I have been out in the rain already and given the girls about three days’ worth of food just in case this goes on for a long time. The water is a long way from the Defender so they should be fine until I can get to them again.
I have organised the mezzanine and laid out all my labour equipment. Weirdly, considering my baby shopping and visit to the hospital, there isn’t as much as I thought there was.
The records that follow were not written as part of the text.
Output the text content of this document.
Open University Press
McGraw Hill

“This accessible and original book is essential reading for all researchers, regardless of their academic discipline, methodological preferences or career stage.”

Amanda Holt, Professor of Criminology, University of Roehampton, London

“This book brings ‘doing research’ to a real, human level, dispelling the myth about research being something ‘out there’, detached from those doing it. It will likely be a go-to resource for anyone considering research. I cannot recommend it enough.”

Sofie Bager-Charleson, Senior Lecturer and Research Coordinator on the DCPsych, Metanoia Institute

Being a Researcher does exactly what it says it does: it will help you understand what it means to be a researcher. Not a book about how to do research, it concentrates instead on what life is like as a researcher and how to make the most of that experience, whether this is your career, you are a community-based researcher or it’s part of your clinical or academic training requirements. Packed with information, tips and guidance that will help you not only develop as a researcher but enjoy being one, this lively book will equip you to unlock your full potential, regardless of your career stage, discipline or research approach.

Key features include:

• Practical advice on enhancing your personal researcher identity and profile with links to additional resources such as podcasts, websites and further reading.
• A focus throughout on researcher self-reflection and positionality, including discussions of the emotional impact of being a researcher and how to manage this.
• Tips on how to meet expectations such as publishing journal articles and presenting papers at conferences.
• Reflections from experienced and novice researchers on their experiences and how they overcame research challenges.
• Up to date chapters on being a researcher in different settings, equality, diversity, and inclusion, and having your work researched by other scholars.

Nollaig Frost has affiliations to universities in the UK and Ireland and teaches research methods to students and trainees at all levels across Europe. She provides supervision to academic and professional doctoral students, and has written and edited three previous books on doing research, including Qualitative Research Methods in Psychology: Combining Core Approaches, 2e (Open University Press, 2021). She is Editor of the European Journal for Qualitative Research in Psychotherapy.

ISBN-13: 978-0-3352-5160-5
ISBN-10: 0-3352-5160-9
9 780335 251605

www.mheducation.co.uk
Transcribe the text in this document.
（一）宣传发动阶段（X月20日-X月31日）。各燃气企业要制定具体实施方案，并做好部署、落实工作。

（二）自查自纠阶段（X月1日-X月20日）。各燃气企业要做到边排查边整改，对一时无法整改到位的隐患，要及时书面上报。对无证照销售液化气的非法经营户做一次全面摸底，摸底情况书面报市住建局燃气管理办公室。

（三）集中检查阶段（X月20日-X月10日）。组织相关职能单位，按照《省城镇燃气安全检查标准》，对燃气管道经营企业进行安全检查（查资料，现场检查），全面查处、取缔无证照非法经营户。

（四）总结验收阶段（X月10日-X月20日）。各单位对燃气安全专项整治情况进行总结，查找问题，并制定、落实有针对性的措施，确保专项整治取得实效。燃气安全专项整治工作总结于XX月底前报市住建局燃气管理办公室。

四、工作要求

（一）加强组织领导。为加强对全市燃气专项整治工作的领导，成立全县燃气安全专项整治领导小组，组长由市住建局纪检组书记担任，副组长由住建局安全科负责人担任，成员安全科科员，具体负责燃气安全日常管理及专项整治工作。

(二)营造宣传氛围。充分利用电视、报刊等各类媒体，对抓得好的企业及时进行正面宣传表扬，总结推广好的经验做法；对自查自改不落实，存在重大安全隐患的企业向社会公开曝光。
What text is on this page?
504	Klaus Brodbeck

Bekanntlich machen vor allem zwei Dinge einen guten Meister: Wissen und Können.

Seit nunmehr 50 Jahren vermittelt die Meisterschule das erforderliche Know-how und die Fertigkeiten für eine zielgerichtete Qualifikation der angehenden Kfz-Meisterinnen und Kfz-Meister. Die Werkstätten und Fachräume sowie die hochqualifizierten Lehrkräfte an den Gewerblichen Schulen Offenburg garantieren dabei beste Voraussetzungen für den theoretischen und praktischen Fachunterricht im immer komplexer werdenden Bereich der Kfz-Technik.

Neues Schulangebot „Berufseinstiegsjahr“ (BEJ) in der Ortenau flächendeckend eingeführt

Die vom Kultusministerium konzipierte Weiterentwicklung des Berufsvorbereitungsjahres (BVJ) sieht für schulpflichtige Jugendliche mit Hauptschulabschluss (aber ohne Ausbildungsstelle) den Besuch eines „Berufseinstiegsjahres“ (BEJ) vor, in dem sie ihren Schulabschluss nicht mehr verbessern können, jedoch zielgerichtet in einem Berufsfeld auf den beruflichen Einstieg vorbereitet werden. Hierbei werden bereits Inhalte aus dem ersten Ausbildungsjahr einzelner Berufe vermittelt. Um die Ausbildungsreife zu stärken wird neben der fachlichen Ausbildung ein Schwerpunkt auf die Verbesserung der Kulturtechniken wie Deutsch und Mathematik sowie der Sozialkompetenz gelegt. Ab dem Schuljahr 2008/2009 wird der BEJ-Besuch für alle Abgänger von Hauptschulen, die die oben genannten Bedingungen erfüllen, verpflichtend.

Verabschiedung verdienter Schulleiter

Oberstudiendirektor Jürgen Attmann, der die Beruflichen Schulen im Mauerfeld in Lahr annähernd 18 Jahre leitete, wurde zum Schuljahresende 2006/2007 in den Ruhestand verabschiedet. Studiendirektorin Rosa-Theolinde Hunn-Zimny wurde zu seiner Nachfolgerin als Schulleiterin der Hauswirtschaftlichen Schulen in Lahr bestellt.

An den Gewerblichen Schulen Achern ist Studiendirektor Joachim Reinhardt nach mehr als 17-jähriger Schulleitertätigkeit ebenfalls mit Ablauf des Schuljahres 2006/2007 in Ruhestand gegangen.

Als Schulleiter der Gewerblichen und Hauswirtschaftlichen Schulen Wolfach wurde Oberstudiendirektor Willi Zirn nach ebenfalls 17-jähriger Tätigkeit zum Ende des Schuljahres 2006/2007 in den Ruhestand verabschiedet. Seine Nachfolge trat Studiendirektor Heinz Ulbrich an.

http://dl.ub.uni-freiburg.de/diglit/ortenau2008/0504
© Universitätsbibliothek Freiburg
Blankets, nappies and clothes for the baby, towels, bottles of water, energy bars, some paracetamol (turns out it is fine to take), three hot water bottles, a couple of buckets in case I can’t get down to the toilet, books, my CD player. I’ve got the scalpel and the nasal aspirator. Not sure what exactly I am going to use either of them for, but better to be safe than sorry.
I haven’t managed to get the mattress up here, so I am going to have to give birth on the floor. I have made a sort of nest out of blankets and towels that is pretty comfy and I imagine that, when the time comes, the lack of a comfy mattress will be the least of my problems. Lucky is eyeing my nest up enviously.
I’d brought a huge tub back from the garden centre and had been planning to fill it with hot water and sit in it like a mini bath to help with the early pain, but I can’t fit it inside the Hobbit House and I am not sitting in it in the rain, so that’s out.
I’m already exhausted, but am panicking too much to sleep, or even sit, so I have been pacing the floor because all the books say that is good for helping things move along. Obviously, it’s not a huge space that I am pacing in, so I have managed to go back and forth 622 times so far. I am going to see if I can get to 1,000, and then I am going to try to sleep again.